St. Louis bandits were slick, but not as slick as the Wall St. gang
Monday’s big story in the Midwest: “Masked gunmen steal huge stash of cash in predawn heist at St. Louis ATM servicing business.”
So who’s bolder, the four armed robbers, or the honchos at Goldman Sachs and American International Group Inc. who effectively used the banking system to steal billions from taxpayers? Let’s compare the heists.
The four gunmen, dressed head to toe in black, arrived at the ATM servicing center before dawn. They overpowered a guard as he reported for work, and then another. They apparently knew in advance that “it took two workers to separately punch in access codes to open the vault.” They got away with about $11 million and are still on the loose.
Lloyd Blankfein and his cronies at Goldman Sachs didn’t wear masks or carry guns. Neither did Robert Liddy and his crew at AIG, which was the country’s biggest insurance company. They gambled billions on the housing bubble, using mortgage-linked investments called collateralized debt obligations and insurance instruments called credit-default swaps, because they knew they had friends in government who’d help them steal back their billions if the gambles didn’t pay off.

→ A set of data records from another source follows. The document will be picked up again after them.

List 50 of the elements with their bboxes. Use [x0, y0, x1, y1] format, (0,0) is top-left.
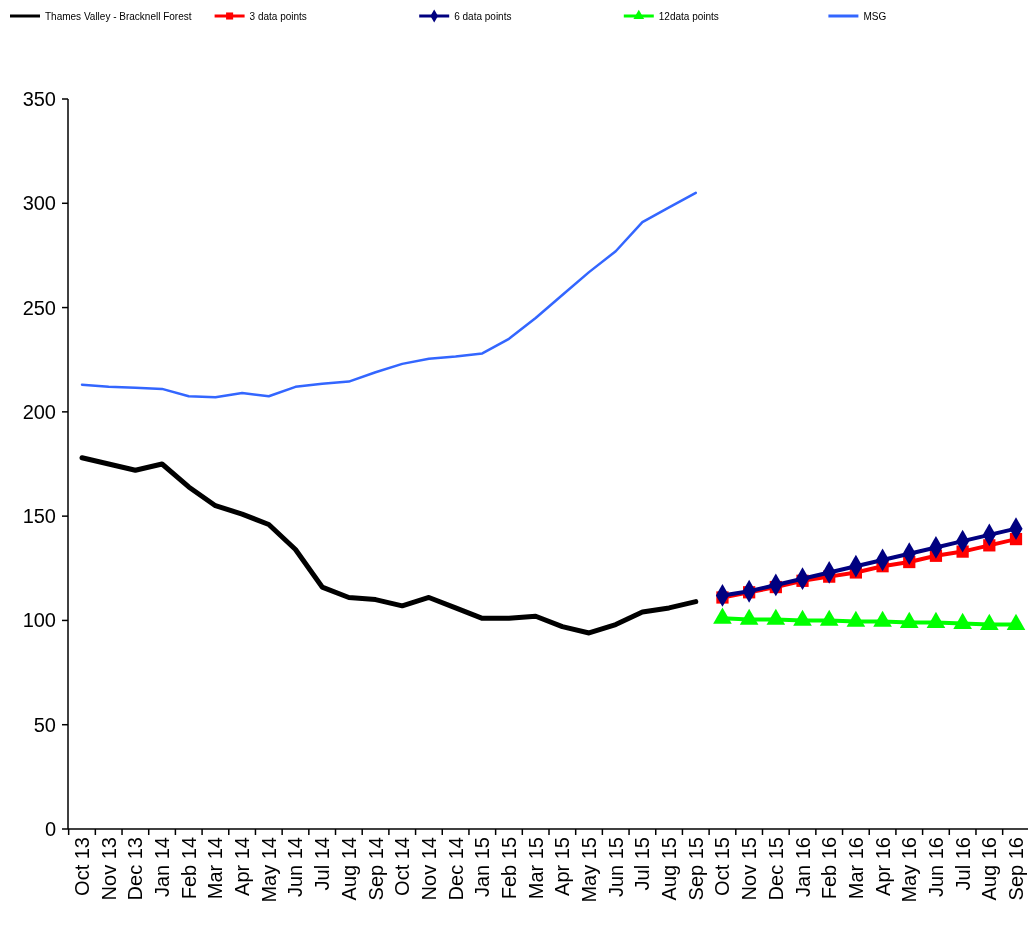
y-tick-label: 300 [22, 192, 56, 215]
line-series [80, 191, 698, 399]
x-tick-label: Nov 15 [738, 837, 761, 901]
x-tick-label: Mar 14 [204, 837, 227, 900]
y-tick-label: 100 [22, 609, 56, 632]
x-tick-label: Sep 14 [364, 837, 387, 901]
legend-label: 3 data points [249, 10, 307, 22]
x-tick-label: Jan 14 [151, 837, 174, 898]
legend-label: Thames Valley - Bracknell Forest [45, 10, 192, 22]
x-tick-label: Jun 14 [284, 837, 307, 898]
x-tick-label: Jul 14 [311, 837, 334, 891]
x-tick-label: Jun 15 [604, 837, 627, 898]
legend-label: MSG [863, 10, 887, 22]
x-tick-label: Nov 14 [417, 837, 440, 901]
x-tick-label: Feb 15 [497, 837, 520, 900]
x-tick-label: Nov 13 [97, 837, 120, 901]
y-tick-label: 150 [22, 505, 56, 528]
legend-label: 12data points [658, 10, 719, 22]
x-tick-label: Jun 16 [924, 837, 947, 898]
x-tick-label: Dec 14 [444, 837, 467, 901]
y-tick-label: 0 [44, 818, 56, 840]
x-tick-label: Oct 14 [391, 837, 414, 896]
y-tick-label: 200 [22, 400, 56, 423]
x-tick-label: Apr 15 [551, 837, 574, 896]
x-tick-label: Dec 13 [124, 837, 147, 901]
x-tick-label: Jul 15 [631, 837, 654, 891]
x-tick-label: Sep 15 [684, 837, 707, 901]
x-tick-label: Apr 14 [231, 837, 254, 896]
x-tick-label: Apr 16 [871, 837, 894, 896]
x-tick-label: Oct 15 [711, 837, 734, 896]
x-tick-label: Aug 15 [658, 837, 681, 901]
x-tick-label: Mar 16 [844, 837, 867, 900]
x-tick-label: Oct 13 [71, 837, 93, 896]
y-tick-label: 350 [22, 88, 56, 110]
x-tick-label: Aug 14 [337, 837, 360, 901]
x-tick-label: May 14 [257, 837, 280, 903]
x-tick-label: May 16 [898, 837, 921, 903]
x-tick-label: Jan 15 [471, 837, 494, 898]
x-tick-label: Sep 16 [1005, 837, 1027, 901]
x-tick-label: Dec 15 [764, 837, 787, 901]
x-tick-label: Mar 15 [524, 837, 547, 900]
x-tick-label: May 15 [578, 837, 601, 903]
y-tick-label: 250 [22, 296, 56, 319]
y-tick-label: 50 [33, 713, 56, 736]
x-tick-label: Jan 16 [791, 837, 814, 898]
legend-label: 6 data points [454, 10, 512, 22]
x-tick-label: Aug 16 [978, 837, 1001, 901]
x-tick-label: Feb 14 [177, 837, 200, 900]
x-tick-label: Jul 16 [951, 837, 974, 891]
x-tick-label: Feb 16 [818, 837, 841, 900]
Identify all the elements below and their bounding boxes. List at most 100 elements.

The housing bubble burst, the banks failed and government bailed out AIG to the tune of $182.3 billion in taxpayer money. AIG used much of the bailout money to pay off obligations to Goldman and other banks that had been incurred through complicated insurance arrangements.
The St. Louis crooks obviously had insider knowledge regarding the ATM center. They deserve the John Dillinger Prize – I just invented it – for being ballsy throwbacks in an age of cell phones and surveillance cameras. They have a good work ethic, and one might even say they got their money the old-fashioned way. As John Houseman used to say in an old TV commercial, “They earned it.”
The Wall Street crooks had insider knowledge far beyond that of conventional robbers. They took no physical risks and escaped with a bundle of loot that makes the St. Louis robbers’ take look like small change. AIG and Goldman are even stronger than they were before the worldwide economic collapse – a collapse they helped trigger with their reckless investment and insurance policies.
The Wall Street gang wouldn’t dream of robbing banks the old-fashioned way, even if they had the guts. They’re smarter than that. They knew their power would remain undiminished even if their mortgages racket collapsed because their friends are named Paulson and Geithner. They knew, as conservative apostate David Stockman recently wrote, that their monster companies are “wards of the state, extracting billions from the economy with a lot of pointless speculation in stocks, bonds, commodities and derivatives.”
The St. Louis crooks will get killed or go to jail. Blankfein and his colleagues will remain rich and free unless the federal government is radically reformed. As the Duke said several times in The Searchers, “That’ll be the day.”